Définitivement, vraiment ? Eh non, les questionnements piquants de la crise de la quarantaine firent ressurgir cette passion enfouie. Un beau jour de juin, en pleine période de récolte de l’ail, alors que Karl Zysset réparait le frein d’une bicyclette (le trois mille sept cent quarante-neuvième de la semaine), il repensa à ses inventions de jeunesse, et la seule mission qu’il avait laissée inaccomplie refit surface. Alors qu’il jouait avec la manette de frein, il eut une illumination : il serait tellement plus simple de presser les précieuses gousses d’ail grâce à la force de sa poigne, plutôt que de peiner à les détailler et les écrabouiller au couteau ! Finis les doigts puants, finie la purée d’ail imparfaite ! Il travailla en secret dans son atelier comme un acharné, avec toute la minutie, l’habileté et l’ingéniosité qui l’avaient toujours défini, et en ressortit victorieux quelques mois plus tard : le précieux presse-ail était enfin au point ! Il soumit son invention à l’examen de sa vieille mère, qui se montra absolument déçue en bien. Lorsque le prix « Die gute Form » fut décerné à son invention en 1952, Karl Zysset n’hésita plus une seconde : il décida de se lancer à plein temps dans la conception d’ustensiles de cuisine, en fondant sa propre société : « Zylyss », l’union parfaite de sa personne et de la ville qui avait vu naître son génie. Les années 1960 marquèrent une véritable renaissance de son activité créatrice : il retourna aux sources, dans la cuisine de sa mère, et les idées se remirent à se bousculer dans son esprit : presse-fruits à levier et à manivelle, machine à découper la viande des Grisons, essoreuse à salade, passoire à spätzlis, retourneur de röstis… Plus rien ne pouvait arrêter le concepteur en chef de « Zylyss ».
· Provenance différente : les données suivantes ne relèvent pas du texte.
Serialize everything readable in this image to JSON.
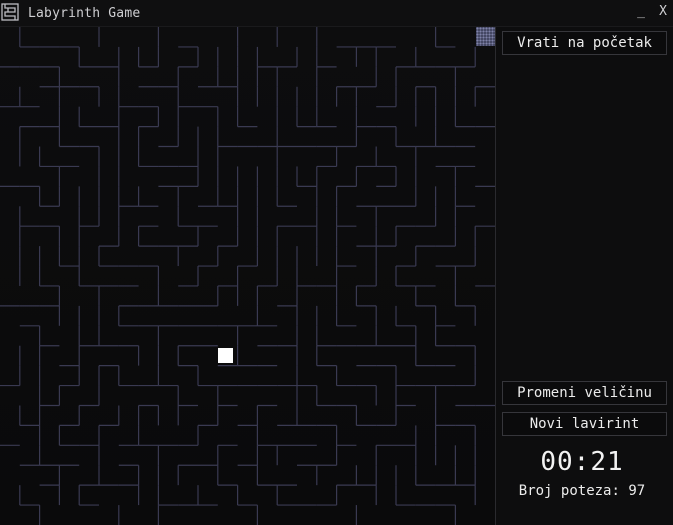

Karl Zysset s’éteignit des suites d’une obstruction de l’œsophage par un morceau de Tête-de-moine mal grattée, quelques mois seulement après l’invention révolutionnaire de la girolle par son lointain cousin Nicolas Crevoisier. La Suisse entière pleura la mort tragique de cette incarnation de l’esprit national, et lorsque la société Zylyss fut délocalisée en Chine une dizaine d’années plus tard, pas un citoyen ne manqua à son devoir de défiler dans les rues avec le panneau suivant : « Zylyss délocalisé en Chine : c’est le savoir-faire suisse qu’on mine ».